Use this to explain your organization’s security posture and controls to a regulator (e.g., FTC); demonstrates program effectiveness and responsiveness to a consent order.


Purpose

This explanation frames the organization’s security posture for regulator, examiner, or counsel review in light of FTC v. ChoicePoint Inc. It connects governance, technical controls, and evidence practices to the relevant legal or enforcement context so external stakeholders can assess control reasonableness and implementation maturity.

Hallucinated writing examples

Scenario: In an illustrative period following the Commission’s January 26, 2006 settlement (time), ChoicePoint Inc. — Chief Information Security Officer (role) prepares a regulatory security explanation (type) for Federal Trade Commission (Staff) (audience).

REGULATORY SECURITY EXPLANATION

To: Federal Trade Commission (Staff)
From: ChoicePoint Inc. — Chief Information Security Officer
Date: March 15, 2006
Re: Information Security Program — Stipulated Final Judgment and Order (Jan. 26, 2006); Matter No. 052-3069

Introduction: This submission describes ChoicePoint’s information security program and control environment following the data security investigation that led to the Stipulated Final Judgment and Order for civil penalties and consumer redress, accepted by the Commission on January 26, 2006 (In the Matter of ChoicePoint Inc., FTC Matter No. 052-3069). The order requires a comprehensive information security program with designated accountability, annual written assessments, consumer and FTC reporting in specified circumstances, and detailed record retention—among other obligations tied to fraudulent account activity and consumer reporting workflows. The scope of this response includes governance, risk management, safeguards for consumer data and customer onboarding, evidence of operation, and remediation. Assertions are supportable by the attached evidence index and underlying policies, assessments, and operational artifacts.

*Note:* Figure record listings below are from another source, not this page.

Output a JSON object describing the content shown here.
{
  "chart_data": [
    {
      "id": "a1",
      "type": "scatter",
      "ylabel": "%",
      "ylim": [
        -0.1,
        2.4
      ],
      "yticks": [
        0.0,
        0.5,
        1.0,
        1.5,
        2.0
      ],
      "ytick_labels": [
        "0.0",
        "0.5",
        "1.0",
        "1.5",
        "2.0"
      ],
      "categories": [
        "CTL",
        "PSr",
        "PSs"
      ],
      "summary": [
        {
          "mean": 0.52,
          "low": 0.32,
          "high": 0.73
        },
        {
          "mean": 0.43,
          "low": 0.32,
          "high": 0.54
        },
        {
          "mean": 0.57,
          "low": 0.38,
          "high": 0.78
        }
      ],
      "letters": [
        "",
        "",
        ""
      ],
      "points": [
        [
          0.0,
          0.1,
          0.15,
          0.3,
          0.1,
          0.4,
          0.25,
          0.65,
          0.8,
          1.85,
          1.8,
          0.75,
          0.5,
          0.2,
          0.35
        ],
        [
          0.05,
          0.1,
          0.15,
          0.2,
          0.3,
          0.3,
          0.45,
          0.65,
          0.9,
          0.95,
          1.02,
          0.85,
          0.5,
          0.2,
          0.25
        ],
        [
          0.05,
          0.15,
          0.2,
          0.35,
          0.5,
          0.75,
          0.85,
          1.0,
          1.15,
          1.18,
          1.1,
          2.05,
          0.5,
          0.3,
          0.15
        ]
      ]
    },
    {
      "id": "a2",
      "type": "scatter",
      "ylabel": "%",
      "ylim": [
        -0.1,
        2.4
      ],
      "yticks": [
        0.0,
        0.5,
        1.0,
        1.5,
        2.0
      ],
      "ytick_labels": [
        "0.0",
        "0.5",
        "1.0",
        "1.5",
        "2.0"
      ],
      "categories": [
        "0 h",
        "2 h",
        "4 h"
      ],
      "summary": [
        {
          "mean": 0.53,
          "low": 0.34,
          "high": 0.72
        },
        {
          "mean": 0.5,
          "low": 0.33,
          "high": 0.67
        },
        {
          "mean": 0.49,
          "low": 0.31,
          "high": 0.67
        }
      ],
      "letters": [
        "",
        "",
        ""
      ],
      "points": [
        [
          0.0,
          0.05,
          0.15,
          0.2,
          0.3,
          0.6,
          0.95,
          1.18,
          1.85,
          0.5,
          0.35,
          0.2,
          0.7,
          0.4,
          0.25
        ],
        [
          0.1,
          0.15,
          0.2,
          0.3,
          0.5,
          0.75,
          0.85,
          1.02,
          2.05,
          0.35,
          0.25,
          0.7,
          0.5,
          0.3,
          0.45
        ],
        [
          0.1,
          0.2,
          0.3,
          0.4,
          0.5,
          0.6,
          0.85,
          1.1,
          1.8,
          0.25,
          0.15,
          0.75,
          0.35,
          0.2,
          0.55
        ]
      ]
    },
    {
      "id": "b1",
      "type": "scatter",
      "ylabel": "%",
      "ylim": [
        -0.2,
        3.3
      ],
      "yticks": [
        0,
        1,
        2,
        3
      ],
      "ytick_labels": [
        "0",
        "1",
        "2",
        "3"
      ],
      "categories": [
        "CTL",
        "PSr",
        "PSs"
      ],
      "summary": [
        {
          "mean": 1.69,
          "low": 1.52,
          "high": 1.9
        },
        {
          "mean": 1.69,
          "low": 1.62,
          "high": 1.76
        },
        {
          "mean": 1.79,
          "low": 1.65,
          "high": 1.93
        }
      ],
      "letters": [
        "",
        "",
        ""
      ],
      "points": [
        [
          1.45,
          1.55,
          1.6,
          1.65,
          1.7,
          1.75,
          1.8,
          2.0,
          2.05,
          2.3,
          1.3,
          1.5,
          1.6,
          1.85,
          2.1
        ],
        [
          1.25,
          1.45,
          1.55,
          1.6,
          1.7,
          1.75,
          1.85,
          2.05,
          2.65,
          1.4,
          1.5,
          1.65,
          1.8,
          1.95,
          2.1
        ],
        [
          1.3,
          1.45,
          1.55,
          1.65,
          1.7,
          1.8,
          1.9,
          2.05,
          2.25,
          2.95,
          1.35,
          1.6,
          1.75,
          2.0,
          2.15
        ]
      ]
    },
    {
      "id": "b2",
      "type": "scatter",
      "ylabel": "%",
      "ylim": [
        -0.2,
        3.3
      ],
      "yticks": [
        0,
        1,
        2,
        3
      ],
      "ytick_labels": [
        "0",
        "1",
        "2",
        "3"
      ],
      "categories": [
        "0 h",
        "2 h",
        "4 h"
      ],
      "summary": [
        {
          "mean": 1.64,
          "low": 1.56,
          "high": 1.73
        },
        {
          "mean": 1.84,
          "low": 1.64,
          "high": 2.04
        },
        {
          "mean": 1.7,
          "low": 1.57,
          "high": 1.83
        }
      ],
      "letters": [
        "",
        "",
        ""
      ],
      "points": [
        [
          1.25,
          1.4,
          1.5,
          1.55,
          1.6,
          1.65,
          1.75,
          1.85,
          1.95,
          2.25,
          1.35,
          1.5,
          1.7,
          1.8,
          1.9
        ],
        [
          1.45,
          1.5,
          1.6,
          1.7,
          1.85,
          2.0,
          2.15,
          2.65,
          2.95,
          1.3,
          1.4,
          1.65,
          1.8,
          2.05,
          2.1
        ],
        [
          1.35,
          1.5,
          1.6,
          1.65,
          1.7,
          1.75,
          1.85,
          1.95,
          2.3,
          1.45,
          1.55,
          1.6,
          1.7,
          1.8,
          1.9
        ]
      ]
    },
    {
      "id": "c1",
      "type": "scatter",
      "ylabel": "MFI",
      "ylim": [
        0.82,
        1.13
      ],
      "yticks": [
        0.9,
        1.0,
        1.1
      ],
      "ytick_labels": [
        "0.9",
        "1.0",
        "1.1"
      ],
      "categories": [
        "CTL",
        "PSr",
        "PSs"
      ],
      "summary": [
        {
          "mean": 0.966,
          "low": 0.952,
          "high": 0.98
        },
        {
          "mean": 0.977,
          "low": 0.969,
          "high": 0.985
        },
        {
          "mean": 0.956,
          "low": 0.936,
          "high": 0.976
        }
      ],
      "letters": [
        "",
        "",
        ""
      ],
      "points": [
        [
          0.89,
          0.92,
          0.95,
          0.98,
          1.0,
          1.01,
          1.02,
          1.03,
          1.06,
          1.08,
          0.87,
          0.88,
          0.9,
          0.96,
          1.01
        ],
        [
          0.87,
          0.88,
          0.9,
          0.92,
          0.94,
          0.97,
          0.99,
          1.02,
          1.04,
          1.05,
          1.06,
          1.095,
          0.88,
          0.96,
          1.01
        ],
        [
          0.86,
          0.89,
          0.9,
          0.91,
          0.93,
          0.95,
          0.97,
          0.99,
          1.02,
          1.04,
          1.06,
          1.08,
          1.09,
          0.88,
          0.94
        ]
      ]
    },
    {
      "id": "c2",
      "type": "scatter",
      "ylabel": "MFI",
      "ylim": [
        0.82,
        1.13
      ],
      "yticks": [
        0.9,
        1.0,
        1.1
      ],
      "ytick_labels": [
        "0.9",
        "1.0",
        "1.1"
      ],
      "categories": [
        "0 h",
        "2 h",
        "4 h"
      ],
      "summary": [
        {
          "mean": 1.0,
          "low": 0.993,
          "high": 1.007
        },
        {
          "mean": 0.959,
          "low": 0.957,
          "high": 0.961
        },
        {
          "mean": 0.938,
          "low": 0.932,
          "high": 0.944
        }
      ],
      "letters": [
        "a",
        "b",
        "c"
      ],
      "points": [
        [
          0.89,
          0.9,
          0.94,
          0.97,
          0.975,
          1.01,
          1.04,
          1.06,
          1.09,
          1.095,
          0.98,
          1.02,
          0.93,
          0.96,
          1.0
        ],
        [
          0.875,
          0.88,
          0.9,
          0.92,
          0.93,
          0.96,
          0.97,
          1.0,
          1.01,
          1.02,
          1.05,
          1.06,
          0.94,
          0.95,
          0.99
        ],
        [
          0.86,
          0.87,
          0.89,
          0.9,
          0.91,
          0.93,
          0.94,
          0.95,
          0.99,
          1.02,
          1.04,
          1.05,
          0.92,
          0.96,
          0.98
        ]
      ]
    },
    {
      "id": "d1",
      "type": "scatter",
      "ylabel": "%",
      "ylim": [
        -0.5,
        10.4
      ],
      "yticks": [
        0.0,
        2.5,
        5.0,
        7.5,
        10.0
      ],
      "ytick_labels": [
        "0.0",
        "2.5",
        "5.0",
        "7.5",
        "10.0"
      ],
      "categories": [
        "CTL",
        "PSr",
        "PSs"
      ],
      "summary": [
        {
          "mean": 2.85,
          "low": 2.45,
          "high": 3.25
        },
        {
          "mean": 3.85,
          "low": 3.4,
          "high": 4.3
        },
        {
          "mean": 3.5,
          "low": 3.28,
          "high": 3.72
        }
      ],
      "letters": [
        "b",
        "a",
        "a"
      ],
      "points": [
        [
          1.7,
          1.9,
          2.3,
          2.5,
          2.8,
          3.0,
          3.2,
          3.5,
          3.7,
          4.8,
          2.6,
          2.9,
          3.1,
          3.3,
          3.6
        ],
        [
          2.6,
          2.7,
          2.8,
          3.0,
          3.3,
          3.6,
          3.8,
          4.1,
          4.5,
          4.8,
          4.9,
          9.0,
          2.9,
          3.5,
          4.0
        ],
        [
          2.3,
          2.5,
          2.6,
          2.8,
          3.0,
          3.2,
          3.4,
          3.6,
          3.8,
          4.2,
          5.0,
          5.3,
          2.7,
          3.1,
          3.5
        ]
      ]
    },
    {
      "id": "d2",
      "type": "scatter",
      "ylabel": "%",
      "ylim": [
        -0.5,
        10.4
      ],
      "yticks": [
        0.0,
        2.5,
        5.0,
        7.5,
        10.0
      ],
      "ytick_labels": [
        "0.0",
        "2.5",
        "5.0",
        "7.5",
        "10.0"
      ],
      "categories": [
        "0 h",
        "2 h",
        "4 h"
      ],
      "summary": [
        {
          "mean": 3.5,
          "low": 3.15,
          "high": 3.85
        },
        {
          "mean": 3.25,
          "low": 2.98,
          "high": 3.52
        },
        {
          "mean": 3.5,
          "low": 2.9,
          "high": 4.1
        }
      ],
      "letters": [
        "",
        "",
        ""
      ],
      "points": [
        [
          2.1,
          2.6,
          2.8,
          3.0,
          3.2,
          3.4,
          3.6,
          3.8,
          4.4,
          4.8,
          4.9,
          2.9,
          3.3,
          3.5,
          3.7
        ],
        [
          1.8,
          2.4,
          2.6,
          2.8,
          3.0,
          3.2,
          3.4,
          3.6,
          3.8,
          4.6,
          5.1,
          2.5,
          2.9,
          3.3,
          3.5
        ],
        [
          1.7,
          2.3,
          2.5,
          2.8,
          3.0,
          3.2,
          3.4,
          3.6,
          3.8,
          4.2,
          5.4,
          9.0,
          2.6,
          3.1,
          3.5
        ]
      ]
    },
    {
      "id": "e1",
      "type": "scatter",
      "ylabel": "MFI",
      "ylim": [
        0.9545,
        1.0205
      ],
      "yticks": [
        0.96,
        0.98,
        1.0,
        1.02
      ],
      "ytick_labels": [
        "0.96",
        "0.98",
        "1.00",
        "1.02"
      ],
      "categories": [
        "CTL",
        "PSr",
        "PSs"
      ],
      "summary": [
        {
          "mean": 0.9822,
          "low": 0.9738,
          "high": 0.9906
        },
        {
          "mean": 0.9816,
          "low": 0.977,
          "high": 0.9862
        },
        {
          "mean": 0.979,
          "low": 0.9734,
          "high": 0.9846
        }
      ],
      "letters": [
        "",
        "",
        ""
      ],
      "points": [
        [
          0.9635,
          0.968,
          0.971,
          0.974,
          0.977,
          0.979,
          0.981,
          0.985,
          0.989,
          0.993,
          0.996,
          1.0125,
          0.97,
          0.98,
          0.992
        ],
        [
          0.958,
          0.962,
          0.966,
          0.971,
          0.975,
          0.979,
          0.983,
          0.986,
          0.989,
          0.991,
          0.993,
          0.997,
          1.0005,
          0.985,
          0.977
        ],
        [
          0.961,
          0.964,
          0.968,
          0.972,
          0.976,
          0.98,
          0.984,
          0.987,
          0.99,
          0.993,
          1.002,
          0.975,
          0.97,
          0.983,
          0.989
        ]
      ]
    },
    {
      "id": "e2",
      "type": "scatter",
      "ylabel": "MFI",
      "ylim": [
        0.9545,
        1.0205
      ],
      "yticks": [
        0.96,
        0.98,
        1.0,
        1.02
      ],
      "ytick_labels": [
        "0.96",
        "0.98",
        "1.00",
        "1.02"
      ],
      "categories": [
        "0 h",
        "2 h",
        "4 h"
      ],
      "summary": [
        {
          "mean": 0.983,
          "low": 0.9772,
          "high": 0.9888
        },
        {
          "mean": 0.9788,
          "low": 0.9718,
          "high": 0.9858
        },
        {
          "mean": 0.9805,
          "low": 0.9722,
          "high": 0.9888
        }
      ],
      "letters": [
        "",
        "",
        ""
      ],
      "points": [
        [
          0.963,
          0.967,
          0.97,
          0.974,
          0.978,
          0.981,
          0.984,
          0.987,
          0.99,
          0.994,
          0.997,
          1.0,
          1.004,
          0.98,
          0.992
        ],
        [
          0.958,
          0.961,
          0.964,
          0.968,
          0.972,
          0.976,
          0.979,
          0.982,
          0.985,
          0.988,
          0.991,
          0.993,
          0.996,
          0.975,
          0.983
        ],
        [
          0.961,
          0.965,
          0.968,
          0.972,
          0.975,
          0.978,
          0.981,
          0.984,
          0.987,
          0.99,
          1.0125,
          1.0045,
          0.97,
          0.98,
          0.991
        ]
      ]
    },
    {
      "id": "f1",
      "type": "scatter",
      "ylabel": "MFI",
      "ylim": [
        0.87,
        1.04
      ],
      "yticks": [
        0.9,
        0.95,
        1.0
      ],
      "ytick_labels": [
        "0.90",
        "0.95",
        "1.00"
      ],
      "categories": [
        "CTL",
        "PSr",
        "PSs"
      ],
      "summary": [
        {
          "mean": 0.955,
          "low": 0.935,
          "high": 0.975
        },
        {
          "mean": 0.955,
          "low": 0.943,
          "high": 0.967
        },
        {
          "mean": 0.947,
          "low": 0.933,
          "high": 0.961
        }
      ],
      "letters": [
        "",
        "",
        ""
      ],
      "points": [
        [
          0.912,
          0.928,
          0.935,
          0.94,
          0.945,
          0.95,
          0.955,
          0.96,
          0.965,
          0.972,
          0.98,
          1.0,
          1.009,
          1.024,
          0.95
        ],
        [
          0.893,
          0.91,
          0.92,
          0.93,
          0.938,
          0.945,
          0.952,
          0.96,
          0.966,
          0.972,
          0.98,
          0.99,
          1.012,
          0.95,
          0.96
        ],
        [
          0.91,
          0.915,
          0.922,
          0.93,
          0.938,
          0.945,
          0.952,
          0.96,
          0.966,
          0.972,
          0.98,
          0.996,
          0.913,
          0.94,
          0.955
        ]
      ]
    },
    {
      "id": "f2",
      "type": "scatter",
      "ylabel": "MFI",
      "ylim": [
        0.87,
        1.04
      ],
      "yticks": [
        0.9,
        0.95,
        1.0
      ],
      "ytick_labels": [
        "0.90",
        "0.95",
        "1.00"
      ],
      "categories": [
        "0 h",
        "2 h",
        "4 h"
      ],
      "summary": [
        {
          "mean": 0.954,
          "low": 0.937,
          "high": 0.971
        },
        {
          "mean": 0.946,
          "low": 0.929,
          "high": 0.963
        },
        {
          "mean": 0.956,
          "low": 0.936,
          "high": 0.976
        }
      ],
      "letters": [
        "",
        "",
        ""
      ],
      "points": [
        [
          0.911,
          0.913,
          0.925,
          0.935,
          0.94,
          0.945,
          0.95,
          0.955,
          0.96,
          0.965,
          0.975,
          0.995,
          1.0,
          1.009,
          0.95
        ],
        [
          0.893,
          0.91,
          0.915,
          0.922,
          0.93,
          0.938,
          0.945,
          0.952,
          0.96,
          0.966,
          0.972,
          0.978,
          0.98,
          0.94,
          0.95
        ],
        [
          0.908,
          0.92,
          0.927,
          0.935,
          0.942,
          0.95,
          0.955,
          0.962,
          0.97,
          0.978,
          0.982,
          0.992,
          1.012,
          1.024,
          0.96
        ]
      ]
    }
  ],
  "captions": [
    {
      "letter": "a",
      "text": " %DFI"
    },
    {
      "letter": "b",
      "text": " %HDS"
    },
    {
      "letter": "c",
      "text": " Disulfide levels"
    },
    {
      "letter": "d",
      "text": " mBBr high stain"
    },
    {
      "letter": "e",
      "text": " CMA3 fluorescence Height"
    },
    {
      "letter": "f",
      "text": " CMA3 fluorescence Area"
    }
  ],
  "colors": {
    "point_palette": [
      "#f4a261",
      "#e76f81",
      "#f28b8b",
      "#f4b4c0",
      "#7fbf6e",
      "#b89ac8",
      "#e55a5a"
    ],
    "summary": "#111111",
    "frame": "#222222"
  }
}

Governance: A senior officer coordinates the information security program with defined reporting to executive leadership and the board on program status, incidents, and material changes. Security policies and standards are maintained under approved change control; exceptions require documented risk acceptance and compensating controls.

Risk Management: Following the incidents underlying the order, the Company prioritized risks related to fraudulent and improper customer account creation, identity verification and credentialing of business customers, data access and segmentation between consumer reporting and other lines of business, and monitoring for misuse of ChoicePoint services. Risks are inventoried, scored, assigned owners, and tracked to closure with dated evidence.

Control Environment and Evidence Of Operation: Key controls by domain: (1) Customer and subscriber vetting. Enhanced procedures for verifying business customers and monitoring for improper access to consumer reports. Evidence: underwriting files, audit logs, exception reports, training records. (2) Access control and auditing. Role-based access, logging of queries and exports, and periodic access reviews. Evidence: access control matrices, log samples, review attestations. (3) Monitoring and fraud analytics. Processes to detect anomalous query patterns and escalate suspected fraud. Evidence: model documentation, alert tickets, analyst runbooks. (4) Incident response and law enforcement coordination. IR plans, forensic readiness, and procedures for timely consumer and regulatory notice where required. Evidence: playbooks, incident tickets, notification records (samples). (5) Assessments and attestations. Annual written security program assessments as required; tracking of findings. Evidence: assessment reports, management responses, closure evidence.

Incidents and Remediation: The Commission’s complaint addressed unauthorized acquisition of sensitive consumer information and related unfair practices in connection with fraudulent accounts. Remediation has focused on the control domains above and on compliance with the order’s program, assessment, reporting, and recordkeeping requirements. This response is submitted for staff review and is supported by the attached evidence index.

Document-type guide: Regulatory Security Explanation

Writing tips: Writing best practices — Regulatory Security Explanation

© 2026 Yi Zhang. Licensed under the MIT License.